Asset management and property risk
Time to take a closer look at the best way to improve performance of property portfolios, according to CBRE
Thailand’s real estate market is both competitive and dynamic, with developers and investors facing many challenges, especially this year.
Nicholas Vettewinkel, director of capital markets – investment and land – CBRE Thailand.
With many developers rescheduling projects, and investors revisiting their portfolio strategies, asset management has become a vital tool to manage risks for property owners, says the international property consultancy CBRE.
Asset management is a response to the rapid changes affecting the market and the economic burdens that follow each emerging wave of the pandemic.
“The rapidly changing dynamics of Thailand, Bangkok in particular, are putting new pressures on the Bangkok property market in 2021,” said Nicholas Vettewinkel, director of capital markets (investment and land) at CBRE Thailand.
“Against a backdrop of increasing supply in the residential, office and retail markets, the impact of Covid-19, and the implementation of the new Land and Building Tax, investors and developers are having to adapt.”
Few cities in the world, outside of China and Dubai, have undergone such a dramatic change in the property market due to the significant investment in mass-transit infrastructure over the last 15 years, Mr Vettewinkel observed.
“The development of mass-transit infrastructure [in Bangkok] has facilitated not only new pockets of development in key commercial sectors, but radically altered the previously established residential development model,” he said.
“With these structural changes, asset management could help property owners actively respond to the changes in the market affecting their portfolio.”
Mr Vettewinkel offers an example, involving a landowner that was advised by CBRE to acquire a small neighbouring land plot, located on a major road, to add to their extensive holdings.
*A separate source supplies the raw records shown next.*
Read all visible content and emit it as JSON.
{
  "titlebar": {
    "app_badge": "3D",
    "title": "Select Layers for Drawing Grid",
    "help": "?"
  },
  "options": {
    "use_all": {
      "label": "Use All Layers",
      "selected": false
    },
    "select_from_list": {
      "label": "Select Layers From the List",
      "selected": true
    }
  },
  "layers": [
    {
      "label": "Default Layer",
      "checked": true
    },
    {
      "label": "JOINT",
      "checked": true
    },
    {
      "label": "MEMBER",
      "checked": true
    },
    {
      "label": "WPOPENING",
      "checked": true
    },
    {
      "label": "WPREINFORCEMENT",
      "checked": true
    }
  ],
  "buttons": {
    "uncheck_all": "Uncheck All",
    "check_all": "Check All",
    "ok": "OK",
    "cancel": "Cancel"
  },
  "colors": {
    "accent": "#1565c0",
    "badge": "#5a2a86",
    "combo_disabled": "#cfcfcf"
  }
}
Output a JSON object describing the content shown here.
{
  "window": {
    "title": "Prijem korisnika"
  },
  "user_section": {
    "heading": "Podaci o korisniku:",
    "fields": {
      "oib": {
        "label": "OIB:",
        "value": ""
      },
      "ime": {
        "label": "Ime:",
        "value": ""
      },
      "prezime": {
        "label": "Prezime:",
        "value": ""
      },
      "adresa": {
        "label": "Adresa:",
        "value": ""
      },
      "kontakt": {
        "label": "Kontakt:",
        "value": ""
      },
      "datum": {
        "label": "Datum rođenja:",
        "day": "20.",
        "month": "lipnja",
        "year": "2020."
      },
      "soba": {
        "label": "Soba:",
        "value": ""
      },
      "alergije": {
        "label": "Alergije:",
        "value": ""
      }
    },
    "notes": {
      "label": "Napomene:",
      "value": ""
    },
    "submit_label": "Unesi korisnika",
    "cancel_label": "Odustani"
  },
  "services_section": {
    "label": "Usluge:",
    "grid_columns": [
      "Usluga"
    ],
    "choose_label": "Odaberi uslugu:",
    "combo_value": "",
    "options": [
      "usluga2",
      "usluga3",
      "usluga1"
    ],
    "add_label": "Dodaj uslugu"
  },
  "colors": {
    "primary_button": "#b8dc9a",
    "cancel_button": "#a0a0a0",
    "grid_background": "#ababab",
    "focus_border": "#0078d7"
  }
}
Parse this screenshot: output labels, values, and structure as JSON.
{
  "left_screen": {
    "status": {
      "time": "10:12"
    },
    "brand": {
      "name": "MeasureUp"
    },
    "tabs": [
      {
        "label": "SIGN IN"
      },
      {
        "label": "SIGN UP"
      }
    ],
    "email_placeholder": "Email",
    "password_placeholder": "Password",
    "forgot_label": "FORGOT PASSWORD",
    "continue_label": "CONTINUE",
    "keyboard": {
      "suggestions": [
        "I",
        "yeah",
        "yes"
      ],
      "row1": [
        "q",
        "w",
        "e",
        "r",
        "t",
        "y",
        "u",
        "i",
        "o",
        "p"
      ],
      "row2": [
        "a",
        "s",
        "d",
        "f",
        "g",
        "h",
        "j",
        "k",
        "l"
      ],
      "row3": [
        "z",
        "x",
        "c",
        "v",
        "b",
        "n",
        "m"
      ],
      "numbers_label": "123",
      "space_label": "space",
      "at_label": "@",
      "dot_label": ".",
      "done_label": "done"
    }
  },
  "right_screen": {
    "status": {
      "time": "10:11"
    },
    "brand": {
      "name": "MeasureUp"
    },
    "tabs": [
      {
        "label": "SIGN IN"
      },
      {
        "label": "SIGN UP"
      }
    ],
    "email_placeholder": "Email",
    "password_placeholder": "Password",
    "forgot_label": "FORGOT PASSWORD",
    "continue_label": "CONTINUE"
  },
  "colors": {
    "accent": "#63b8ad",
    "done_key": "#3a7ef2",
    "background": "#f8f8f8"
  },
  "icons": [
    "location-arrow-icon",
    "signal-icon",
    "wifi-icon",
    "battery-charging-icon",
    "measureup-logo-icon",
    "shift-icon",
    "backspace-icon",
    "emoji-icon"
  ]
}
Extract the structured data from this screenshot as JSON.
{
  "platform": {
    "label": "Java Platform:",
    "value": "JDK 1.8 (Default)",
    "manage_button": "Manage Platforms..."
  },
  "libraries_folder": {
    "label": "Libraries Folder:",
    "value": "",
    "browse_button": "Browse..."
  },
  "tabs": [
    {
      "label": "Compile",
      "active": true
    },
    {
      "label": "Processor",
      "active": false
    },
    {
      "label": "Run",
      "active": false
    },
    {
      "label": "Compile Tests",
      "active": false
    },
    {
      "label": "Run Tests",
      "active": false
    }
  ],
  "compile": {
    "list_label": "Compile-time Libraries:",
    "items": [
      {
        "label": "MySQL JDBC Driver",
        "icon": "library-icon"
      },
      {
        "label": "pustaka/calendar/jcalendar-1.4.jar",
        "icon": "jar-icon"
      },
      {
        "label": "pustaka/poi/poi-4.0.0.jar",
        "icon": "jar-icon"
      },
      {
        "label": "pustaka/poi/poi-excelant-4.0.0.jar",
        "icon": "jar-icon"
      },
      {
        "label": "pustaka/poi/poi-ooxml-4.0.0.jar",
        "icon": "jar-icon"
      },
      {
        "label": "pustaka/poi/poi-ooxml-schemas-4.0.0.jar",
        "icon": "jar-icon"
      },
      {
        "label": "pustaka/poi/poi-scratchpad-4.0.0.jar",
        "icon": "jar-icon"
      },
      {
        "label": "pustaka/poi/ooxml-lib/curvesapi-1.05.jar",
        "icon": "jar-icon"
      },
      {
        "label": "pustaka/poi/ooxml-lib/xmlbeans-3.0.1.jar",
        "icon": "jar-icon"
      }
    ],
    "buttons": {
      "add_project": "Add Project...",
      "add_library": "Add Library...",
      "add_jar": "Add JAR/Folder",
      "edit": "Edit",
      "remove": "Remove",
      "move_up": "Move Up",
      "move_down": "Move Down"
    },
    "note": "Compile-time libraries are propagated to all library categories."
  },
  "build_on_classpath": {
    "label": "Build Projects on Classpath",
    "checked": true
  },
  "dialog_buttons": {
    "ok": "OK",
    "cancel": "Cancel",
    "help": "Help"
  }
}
This facilitated highrise development and increased the buildable area of the combined land plot by nearly 300%.
Another interesting case study involves an investor who wanted to sell an old apartment building where occupancy had fallen below 50%. CBRE advised the client to renovate the property rather than sell it.
After the renovation, occupancy increased to 90% and rental rates improved by 20%. With the improved performance, the owner decided not to sell the property and it has continued to perform well despite the pandemic.
Effective property asset management requires detailed knowledge of the market, as well as an understanding of each property owner’s needs, financial requirements and tolerance of risk.
The key is to identify opportunities and risks and, through a thorough understanding of the market, deliver solutions to create positive outcomes for investors. Asset management is a template for property owners to enhance and maximise the positioning of their assets, but also help to manage and mitigate risks, based on a pre-agreed strategy.
“We have applied asset management techniques with all types of property assets, from land to complete buildings,” said Mr Vettewinkel. “This can range from acquiring neighbouring property to improve land shape and development potential or renovating a building to remain competitive.
“In a dynamic market like Bangkok where new supply is a constant threat to existing buildings, neglected properties can benefit from asset management to help determine the correct level of investment to improve the building’s performance. Doing nothing is not a viable option.”